Adesso è toccato alla bolla immobiliare
scoppiare a sua volta, lasciando il panorama
finanziario disseminato di rovine. Ed è
davvero difficile presumere che questo
mercato possa ripartire in un immediato
futuro. Non è neanche chiaro se ci sia
un’altra bolla ancora in fase di formazione.
Quindi la Fed questa volta riscontrerà
più difficoltà che in passato a intervenire
con successo.
In sintesi: non c’è molto che Ben Bernanke
possa fare per l’economia.
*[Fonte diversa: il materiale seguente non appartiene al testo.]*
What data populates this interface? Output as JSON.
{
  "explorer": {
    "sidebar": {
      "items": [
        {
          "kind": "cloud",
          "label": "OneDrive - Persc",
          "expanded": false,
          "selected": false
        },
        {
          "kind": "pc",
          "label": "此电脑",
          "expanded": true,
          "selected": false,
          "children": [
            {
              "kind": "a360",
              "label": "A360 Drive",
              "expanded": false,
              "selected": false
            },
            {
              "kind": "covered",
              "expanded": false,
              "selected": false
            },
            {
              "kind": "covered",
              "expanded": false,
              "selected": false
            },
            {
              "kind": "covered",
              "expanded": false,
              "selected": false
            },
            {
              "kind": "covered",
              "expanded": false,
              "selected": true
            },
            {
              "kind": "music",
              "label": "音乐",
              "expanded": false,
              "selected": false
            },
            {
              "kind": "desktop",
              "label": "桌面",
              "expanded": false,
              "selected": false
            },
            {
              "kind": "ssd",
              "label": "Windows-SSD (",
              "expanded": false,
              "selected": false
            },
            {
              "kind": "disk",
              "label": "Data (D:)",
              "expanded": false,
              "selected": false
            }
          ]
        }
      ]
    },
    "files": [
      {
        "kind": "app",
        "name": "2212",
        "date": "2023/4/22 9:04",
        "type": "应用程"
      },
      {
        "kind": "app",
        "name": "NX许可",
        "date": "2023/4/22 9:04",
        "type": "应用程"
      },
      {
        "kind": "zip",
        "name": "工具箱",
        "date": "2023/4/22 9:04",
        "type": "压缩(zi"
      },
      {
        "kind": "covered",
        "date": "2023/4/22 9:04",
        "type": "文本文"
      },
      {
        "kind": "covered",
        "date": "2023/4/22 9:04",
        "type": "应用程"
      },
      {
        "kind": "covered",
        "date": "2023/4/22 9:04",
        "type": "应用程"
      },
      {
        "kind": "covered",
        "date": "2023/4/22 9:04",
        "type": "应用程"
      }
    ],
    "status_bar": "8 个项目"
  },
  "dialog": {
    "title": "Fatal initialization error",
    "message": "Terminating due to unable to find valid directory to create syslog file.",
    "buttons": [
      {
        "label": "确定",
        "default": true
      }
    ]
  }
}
D’altra parte,
però, molto può fare il Governo federale.
Può assegnare benefit più consistenti ai disoccupati,
il che servirà sia ad aiutare le famiglie
in difficoltà ad affrontare i problemi,
sia a mettere denaro nelle mani di coloro
che hanno maggiori probabilità di spenderlo.
Può assegnare aiuti di emergenza ai governi
statali e locali, così che questi non siano
costretti a procedere a drastici tagli di
spesa che declassano i servizi pubblici e al
tempo stesso cancellano i posti di lavoro.
Può comperare i mutui in blocco (ma non
al valore nominale), e ripianificarne condizioni
e scadenze per aiutare le famiglie a tenersi
le proprie case.
I tempi sono anche maturi per impegnarsi
in spese per realizzare qualche seria infrastruttura
di cui il Paese ha terribilmente bisogno
in ogni caso. Ciò che occorre in questo
momento è una più apprezzabile spesa
governativa. La cosa responsabile da fare,
per il momento, è dare all’economia tutto
l’aiuto di cui ha bisogno. Questo non è proprio il momento di preoccuparsi del deficit.